Since coming into effect on 4 March 2021 (we previously covered three things investors need to know about Indonesia’s new Omnibus Law in this blog post, as well as the liberalisation of foreign investment in certain sectors in this blog post), many challenges have been brought against the Omnibus Law in Indonesian courts by various interested parties.
While most challenges have since been struck down, one key challenge that was ruled upon by the Constitutional Court in a decision published on 25 November 2021 relates to the procedural aspects of the way the Omnibus Law was brought into force. In its decision, the Constitutional Court agreed with the petitioners that there had been several procedural irregularities which brought into question the legal validity of the Omnibus Law. Key findings include the legal validity of the Omnibus Law itself, being an implementing instrument intended to amend multiple statutes simultaneously, something that had not been attempted before, and was therefore perceived as potentially a legally invalid approach. The Constitutional Court also found that there were discrepancies in the text of the Omnibus Law as finally published, compared to the text in the versions approved by the Indonesian Parliament and signed by the President.

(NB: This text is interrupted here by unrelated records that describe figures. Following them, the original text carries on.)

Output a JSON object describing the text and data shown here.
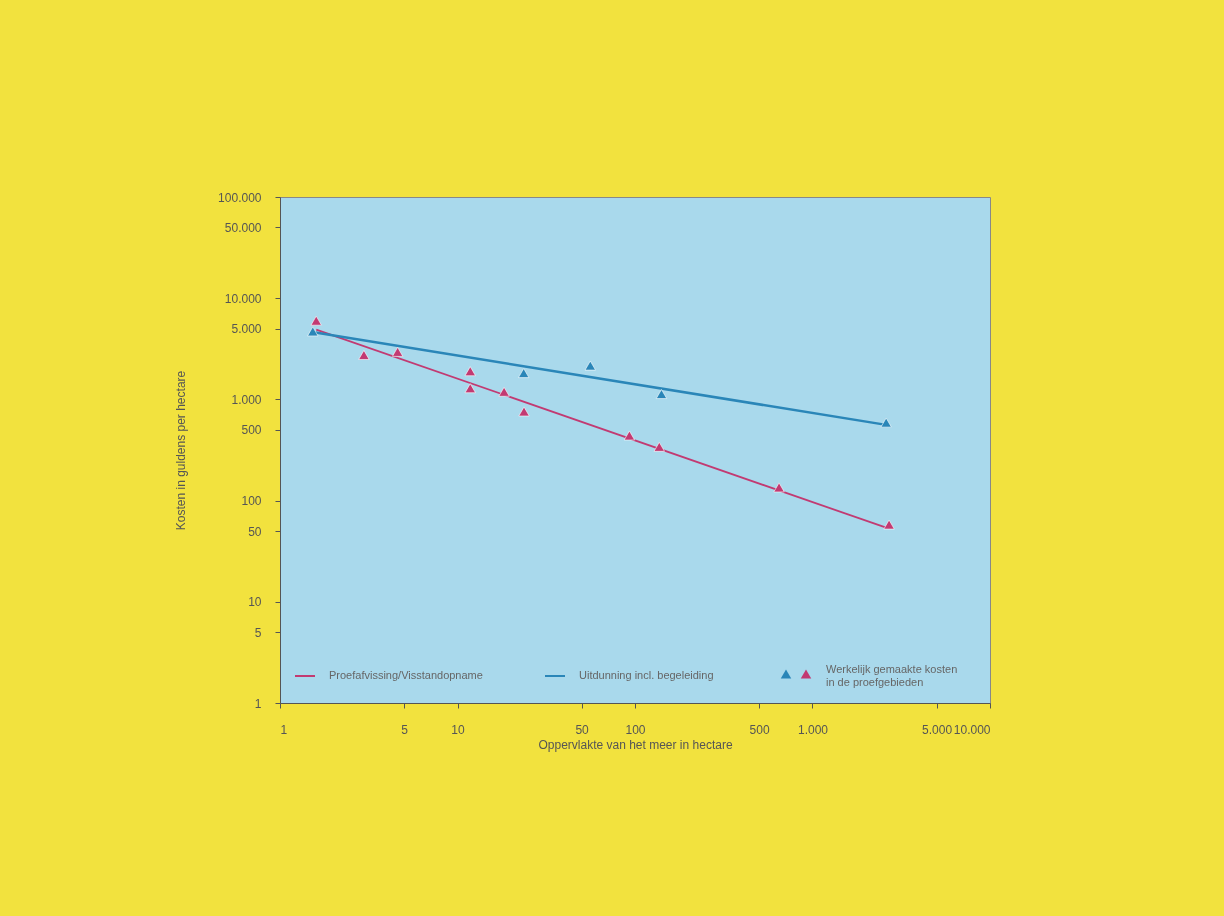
{
  "chart_data": {
    "type": "scatter",
    "xlabel": "Oppervlakte van het meer in hectare",
    "ylabel": "Kosten in guldens per hectare",
    "log": "xy",
    "grid": false,
    "legend": "bottom",
    "xlim": [
      1,
      10000
    ],
    "ylim": [
      1,
      100000
    ],
    "xticks": [
      1,
      5,
      10,
      50,
      100,
      500,
      {
        "value": 1000,
        "label": "1.000"
      },
      {
        "value": 5000,
        "label": "5.000"
      },
      {
        "value": 10000,
        "label": "10.000"
      }
    ],
    "yticks": [
      1,
      5,
      10,
      50,
      100,
      500,
      {
        "value": 1000,
        "label": "1.000"
      },
      {
        "value": 5000,
        "label": "5.000"
      },
      {
        "value": 10000,
        "label": "10.000"
      },
      {
        "value": 50000,
        "label": "50.000"
      },
      {
        "value": 100000,
        "label": "100.000"
      }
    ],
    "series": [
      {
        "name": "Proefafvissing/Visstandopname",
        "type": "line",
        "marker": "none",
        "color": "#c23a72",
        "x": [
          1.6,
          2600
        ],
        "values": [
          4900,
          54
        ]
      },
      {
        "name": "Uitdunning incl. begeleiding",
        "type": "line",
        "marker": "none",
        "color": "#2a86b8",
        "x": [
          1.55,
          2600
        ],
        "values": [
          4600,
          560
        ]
      },
      {
        "name": null,
        "marker": "triangle",
        "color": "#2a86b8",
        "x": [
          1.53,
          23.6,
          56,
          141,
          2600
        ],
        "values": [
          4700,
          1820,
          2160,
          1130,
          590
        ]
      },
      {
        "name": "Werkelijk gemaakte kosten in de proefgebieden",
        "marker": "triangle",
        "color": "#c23a72",
        "x": [
          1.6,
          2.97,
          4.6,
          11.8,
          11.8,
          18.3,
          23.7,
          93,
          137,
          648,
          2700
        ],
        "values": [
          6000,
          2750,
          2950,
          1900,
          1290,
          1190,
          760,
          440,
          340,
          135,
          58
        ]
      }
    ]
  }
}
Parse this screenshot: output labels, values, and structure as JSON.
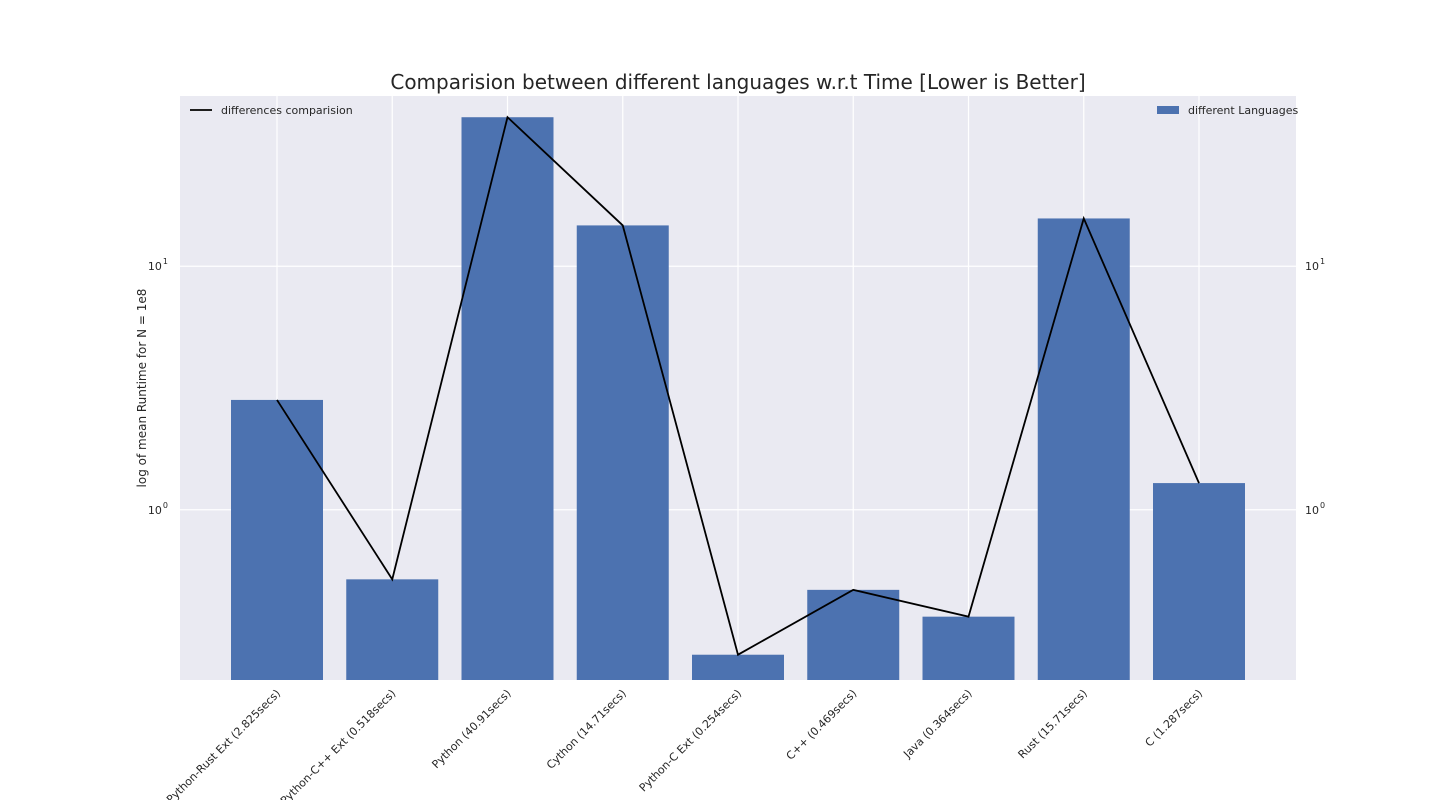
{
  "chart_data": {
    "type": "bar",
    "title": "Comparision between different languages w.r.t Time [Lower is Better]",
    "xlabel": "",
    "ylabel": "log of mean Runtime for N = 1e8",
    "yscale": "log",
    "ylim": [
      0.2,
      50
    ],
    "y_ticks": [
      1,
      10
    ],
    "grid": true,
    "categories": [
      "Python-Rust Ext (2.825secs)",
      "Python-C++ Ext (0.518secs)",
      "Python (40.91secs)",
      "Cython (14.71secs)",
      "Python-C Ext (0.254secs)",
      "C++ (0.469secs)",
      "Java (0.364secs)",
      "Rust (15.71secs)",
      "C (1.287secs)"
    ],
    "series": [
      {
        "name": "different Languages",
        "kind": "bar",
        "color": "#4c72b0",
        "values": [
          2.825,
          0.518,
          40.91,
          14.71,
          0.254,
          0.469,
          0.364,
          15.71,
          1.287
        ]
      },
      {
        "name": "differences comparision",
        "kind": "line",
        "color": "#000000",
        "values": [
          2.825,
          0.518,
          40.91,
          14.71,
          0.254,
          0.469,
          0.364,
          15.71,
          1.287
        ]
      }
    ],
    "legends": [
      {
        "placement": "top-left",
        "label": "differences comparision"
      },
      {
        "placement": "top-right",
        "label": "different Languages"
      }
    ]
  }
}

As a result, the Constitutional Court gave the government two years from the date of its decision to correct these issues, failing which the Omnibus Law would be rendered void. In the meantime, the Omnibus Law has remained in force, but the Constitutional Court also ruled that the government must not issue any further implementing regulations or guidance, or take any ‘strategic decisions’ in connection with the Omnibus Law.
Although there is no immediate impact on the Omnibus Law and implementing regulations, from a foreign investor’s perspective, the Constitutional Court’s decision creates medium- to long-term uncertainty.
- In the medium term, both the scope of the requirement that the government must not issue any further implementing regulations or guidance or take any ‘strategic decisions’ under the Omnibus Law, as well as the ability of the Constitutional Court to take enforcement action against the government are unclear. It is also difficult to predict how the relevant government agencies will react to the requirement that the government must not issue any further implementing regulations or guidance or take any ‘strategic decisions’ in this interim period, although many commentators expect these agencies to adopt a ‘wait and see’ attitude.
- In the longer term, it is not clear precisely what the Constitutional Court expects the government to do in order to rectify the procedural irregularities raised. There may also be new legal challenges brought against the Omnibus Law in the future, even after the existing defects identified by the Constitutional Court have been remedied by the government.
Investors in Indonesian businesses will need to carefully evaluate the potential impact that this development, and any potential future ruling on the validity of the Omnibus Law, may have on their businesses and any proposed transactions. Potential restructuring may also be needed in the future (for example, to comply with previously applicable foreign ownership restrictions) if, in the worst case scenario, the Omnibus Law is declared void.